If you think that right now, with all that’s happening in markets, there are no ongoing discussions behind closed doors of the US administration offices as to whether or not to publicly support the (reckless) AI hyperscalers, then I suggest it’s time to stop living under a rock and see the world for what it is.
The current administration had the chance to break the link between its policies and the performance of the stock market, and that looked like the path at the beginning of the year when a Trump advisor stated the stock market plunge was ‘No big deal’. Of course, it was a very big deal for Wall Street, which vehemently fought back against the administration (“Wall Street Bursts With Anger Over Tariff Stupidity”). What happened next is already history, and it takes us to the present day, when everyone expects the US administration to step in and deal with the growing investor concern over the bursting of a giant financial bubble nobody dares to deny anymore.
Clearly, the major cause of concern lies in the overvaluation of all stocks tied to the AI bubble, starting from Nvidia, which drove the vast majority of the stock market gains for quite some time. Back in January, in “THE REAL ERA OF AI BEGINS, THE ONE OF THE AI CHARLATANS ENDS“, I warned about how the direction taken by US companies towards putting all their efforts into overbuilding a massive data center infrastructure, while ignoring the importance of software and data quality in the development of AI, would ultimately yield very little if not negligible returns despite the biblical amount of money being invested and planned to be invested in such an effort. Back at that time, investors did not immediately dismiss the huge DeepSeek breakthrough in achieving what the likes of OpenAI did with a fraction of the cost, but it did not last long, and after the April stock market rout, the euphoria was back in charge.
Acknowledging that China’s approach to building AI was the right one would have thrown a wrench into the whole narrative that allowed the likes of Nvidia and OpenAI to achieve unimaginable valuations. As a consequence, everyone on the western side of the world spent an incredible amount of resources to hide the truth and convince the investor audience of the opposite. All I am describing was corroborated by the biggest revenue round-tripping scheme among mega-cap companies ever orchestrated. A scheme that is still being called by the milder term “circular financing” that nobody dares to deny anymore. The ultimate result of all this reckless behavior, which, let’s be honest, had the sole purpose of inflating public and private companies’ valuations as much as possible, was what I described in: “THE DATA CENTERS FRENZY WILL BE REMEMBERED AS THE LARGEST WASTE OF CAPITAL IN HISTORY“
Currently, the US government has almost $1 trillion of resources in the US TGA account.
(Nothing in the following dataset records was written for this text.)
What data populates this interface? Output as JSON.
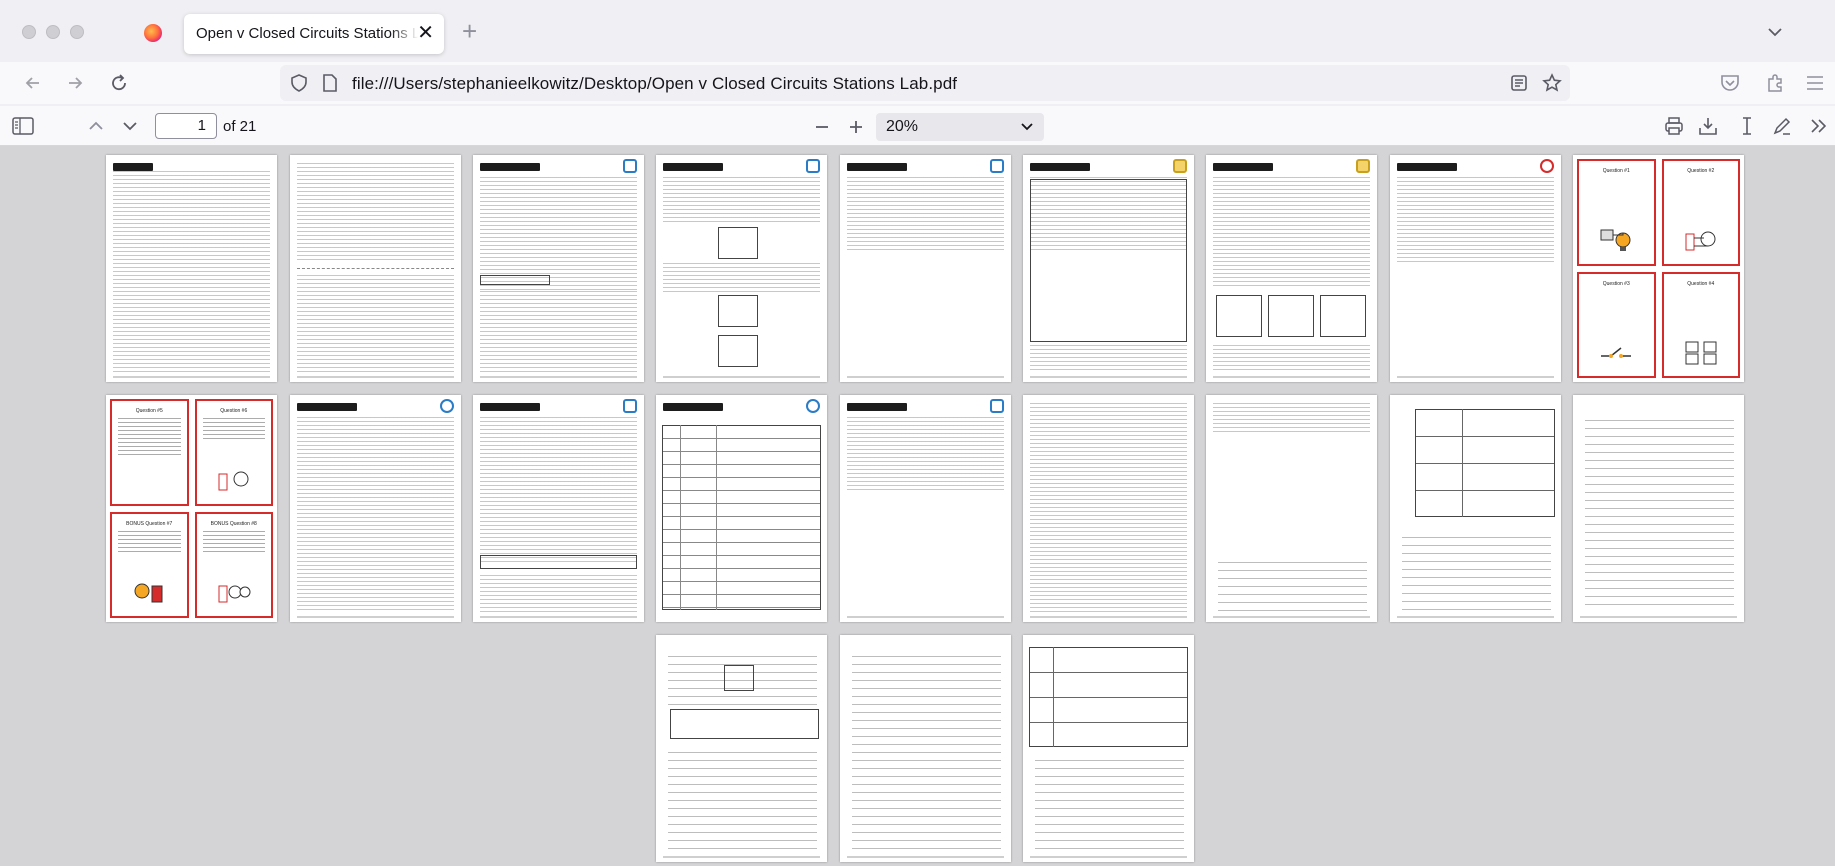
{
  "window": {
    "tab_title": "Open v Closed Circuits Stations Lab.pdf",
    "url": "file:///Users/stephanieelkowitz/Desktop/Open v Closed Circuits Stations Lab.pdf"
  },
  "pdf_toolbar": {
    "current_page": "1",
    "page_total": "of 21",
    "zoom": "20%"
  },
  "thumbnails": {
    "count": 21,
    "card_titles": [
      "Question #1",
      "Question #2",
      "Question #3",
      "Question #4",
      "Question #5",
      "Question #6",
      "BONUS Question #7",
      "BONUS Question #8"
    ]
  },
  "colors": {
    "accent": "#0061e0",
    "card_border": "#d62b2b"
  }
}
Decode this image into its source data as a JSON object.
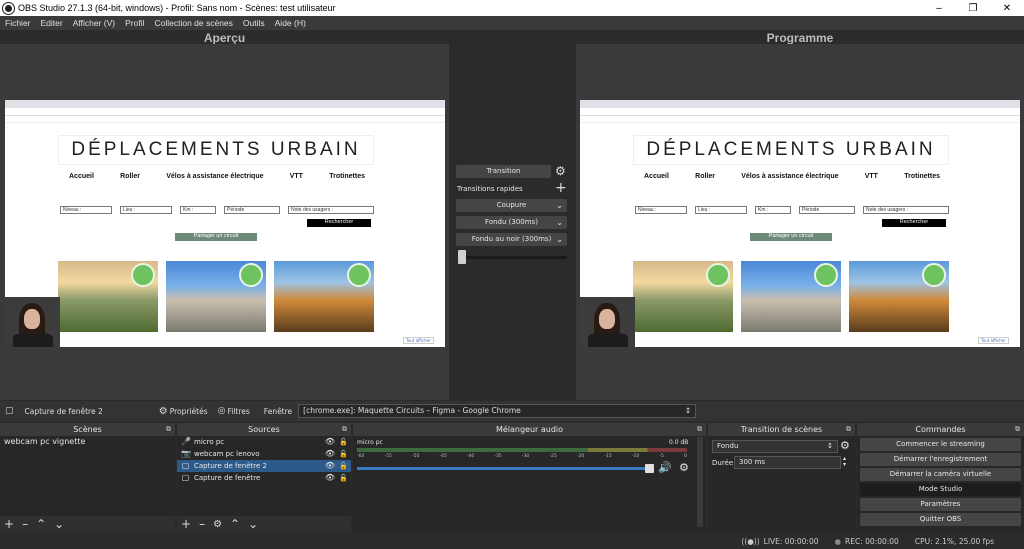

Do you think they will keep this money out of the market, watching the bubble collapse, or, like the Biden administration did twice, will they be willing to drain the US TGA account all the way down to zero in an ultimate effort to support the stock market and avoid the burst of the bubble as long as possible (ideally till US midterm elections)?
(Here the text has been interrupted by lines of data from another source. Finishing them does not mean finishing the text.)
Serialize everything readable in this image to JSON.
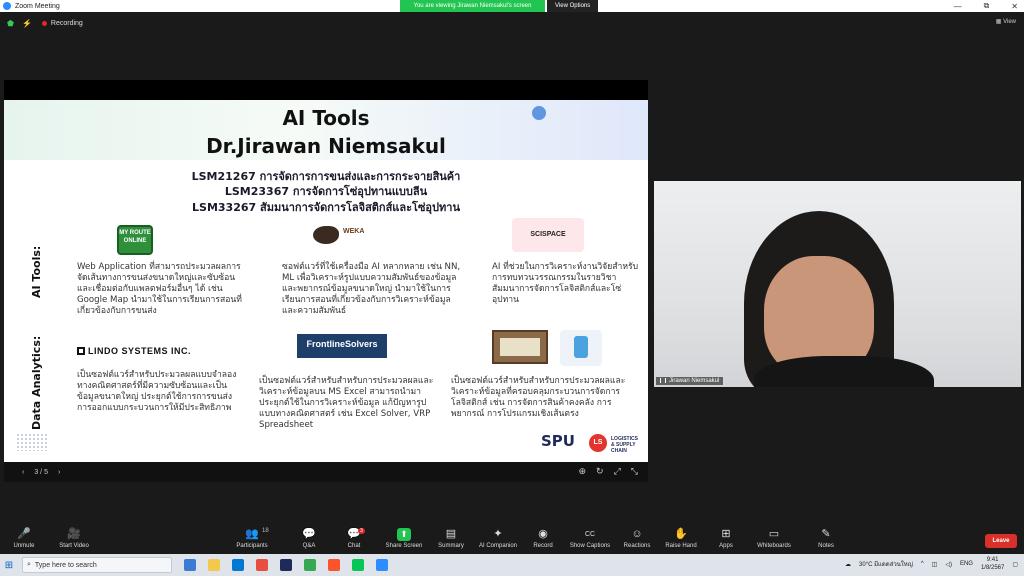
{
  "window": {
    "title": "Zoom Meeting",
    "controls": [
      "—",
      "⧉",
      "✕"
    ]
  },
  "share_banner": {
    "message": "You are viewing Jirawan Niemsakul's screen",
    "options_label": "View Options"
  },
  "meeting_top": {
    "recording_label": "Recording",
    "view_label": "View"
  },
  "slide": {
    "title1": "AI Tools",
    "title2": "Dr.Jirawan Niemsakul",
    "courses": [
      "LSM21267 การจัดการการขนส่งและการกระจายสินค้า",
      "LSM23367 การจัดการโซ่อุปทานแบบลีน",
      "LSM33267 สัมมนาการจัดการโลจิสติกส์และโซ่อุปทาน"
    ],
    "section_ai_tools": "AI Tools:",
    "section_data_analytics": "Data Analytics:",
    "logos": {
      "myroute": "MY ROUTE ONLINE",
      "weka": "WEKA",
      "scispace": "SCISPACE",
      "lindo": "LINDO SYSTEMS INC.",
      "frontline": "FrontlineSolvers",
      "spu": "SPU",
      "logistics": "LOGISTICS & SUPPLY CHAIN"
    },
    "desc_myroute": "Web Application ที่สามารถประมวลผลการจัดเส้นทางการขนส่งขนาดใหญ่และซับซ้อนและเชื่อมต่อกับแพลตฟอร์มอื่นๆ ได้ เช่น Google Map นำมาใช้ในการเรียนการสอนที่เกี่ยวข้องกับการขนส่ง",
    "desc_weka": "ซอฟต์แวร์ที่ใช้เครื่องมือ AI หลากหลาย เช่น NN, ML เพื่อวิเคราะห์รูปแบบความสัมพันธ์ของข้อมูลและพยากรณ์ข้อมูลขนาดใหญ่ นำมาใช้ในการเรียนการสอนที่เกี่ยวข้องกับการวิเคราะห์ข้อมูลและความสัมพันธ์",
    "desc_scispace": "AI ที่ช่วยในการวิเคราะห์งานวิจัยสำหรับการทบทวนวรรณกรรมในรายวิชาสัมมนาการจัดการโลจิสติกส์และโซ่อุปทาน",
    "desc_lindo": "เป็นซอฟต์แวร์สำหรับประมวลผลแบบจำลองทางคณิตศาสตร์ที่มีความซับซ้อนและเป็นข้อมูลขนาดใหญ่ ประยุกต์ใช้การการขนส่ง การออกแบบกระบวนการให้มีประสิทธิภาพ",
    "desc_frontline": "เป็นซอฟต์แวร์สำหรับสำหรับการประมวลผลและวิเคราะห์ข้อมูลบน MS Excel สามารถนำมาประยุกต์ใช้ในการวิเคราะห์ข้อมูล แก้ปัญหารูปแบบทางคณิตศาสตร์ เช่น Excel Solver, VRP Spreadsheet",
    "desc_books": "เป็นซอฟต์แวร์สำหรับสำหรับการประมวลผลและวิเคราะห์ข้อมูลที่ครอบคลุมกระบวนการจัดการโลจิสติกส์ เช่น การจัดการสินค้าคงคลัง การพยากรณ์ การโปรแกรมเชิงเส้นตรง",
    "page_indicator": "3 / 5"
  },
  "video": {
    "participant_name": "Jirawan Niemsakul"
  },
  "toolbar": {
    "items": [
      {
        "label": "Unmute",
        "icon": "🎤"
      },
      {
        "label": "Start Video",
        "icon": "🎥"
      },
      {
        "label": "Participants",
        "icon": "👥",
        "count": "18"
      },
      {
        "label": "Q&A",
        "icon": "💬"
      },
      {
        "label": "Chat",
        "icon": "💬",
        "badge": "3"
      },
      {
        "label": "Share Screen",
        "icon": "⬆"
      },
      {
        "label": "Summary",
        "icon": "▤"
      },
      {
        "label": "AI Companion",
        "icon": "✦"
      },
      {
        "label": "Record",
        "icon": "◉"
      },
      {
        "label": "Show Captions",
        "icon": "CC"
      },
      {
        "label": "Reactions",
        "icon": "☺"
      },
      {
        "label": "Raise Hand",
        "icon": "✋"
      },
      {
        "label": "Apps",
        "icon": "⊞"
      },
      {
        "label": "Whiteboards",
        "icon": "▭"
      },
      {
        "label": "Notes",
        "icon": "✎"
      }
    ],
    "leave_label": "Leave"
  },
  "taskbar": {
    "search_placeholder": "Type here to search",
    "weather": "30°C มีแดดส่วนใหญ่",
    "language": "ENG",
    "time": "9:41",
    "date": "1/8/2567"
  }
}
There are zero chances, mathematically speaking, that companies like OpenAI can fulfill $1.4 trillion of commitments to their suppliers, and its management has already made no mystery that they are lobbying hard to convince the US administration of how their future is a matter of “national security” for the US (“OpenAI discussed government loan guarantees for chip plants, not data centers, Altman says“). However, the US economy is facing a growing crisis that cannot be hidden anymore behind the stellar performance of the stock market. The housing affordability problem is now a prominent issue, along with rising unemployment, corporate bankruptcies, and delinquencies in the consumer loan, real estate, and auto loan debt sectors. This is the reason why the US administration hasn’t made a public move on AI yet, just limiting itself to external support of it (including closing an eye to all the accounting shenanigans these companies have been perpetrating). Politically speaking, spending public money to socialize losses of a sector that has already set itself on a path doomed to fail, that will require immense energy resources to run, and that will ultimately cause severe employment problems, won’t bode well with voters. The ultimate proof of how wrong US companies’ approach to building AI has been is demonstrated by 80% of the startups in the US currently using open source Chinese models to build their tech, not US ones (“China is quietly upstaging America with its open models“).
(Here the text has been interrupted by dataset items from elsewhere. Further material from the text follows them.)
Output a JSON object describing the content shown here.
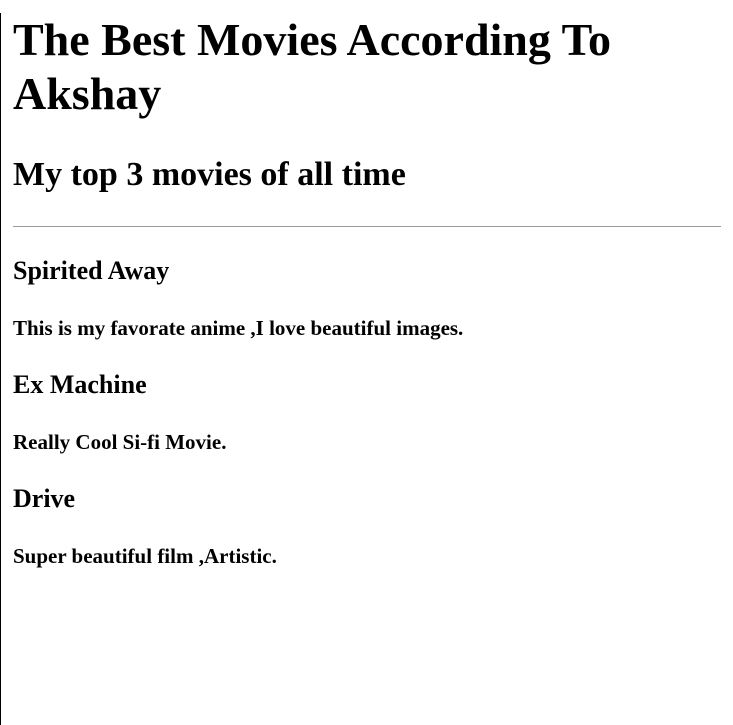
{
  "page": {
    "title": "The Best Movies According To Akshay",
    "subtitle": "My top 3 movies of all time"
  },
  "movies": [
    {
      "title": "Spirited Away",
      "description": "This is my favorate anime ,I love beautiful images."
    },
    {
      "title": "Ex Machine",
      "description": "Really Cool Si-fi Movie."
    },
    {
      "title": "Drive",
      "description": "Super beautiful film ,Artistic."
    }
  ]
}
On the other side, though, the biblical buildup of data centers in the US has also been the major contributor, by far, of US GDP growth in the recent past, and letting it face the demise it would if left to the free market will also have repercussions on the US economy, broadly speaking (because, objectively, very few benefited from it): “The AI Data Center Boom Is Warping the US Economy“
The dilemma the US administration is currently facing—to bailout or not to bailout its prominent AI players—will have to be resolved sooner or later. In my opinion, the greater the market correction caused by the bubble deflating, the greater the pressure on the US administration to do something, especially when stock losses start significantly impacting retirement savings. But for sure, whatever they will be doing will only bring temporary relief, compounding the problems in the future caused by the never-ending misplacement of capital caused by public bailouts of companies that instead should be let fail, allowing the system to cleanse and to put itself back on a more stable and sustainable footing upon which it can resume sustainably growing in the long run.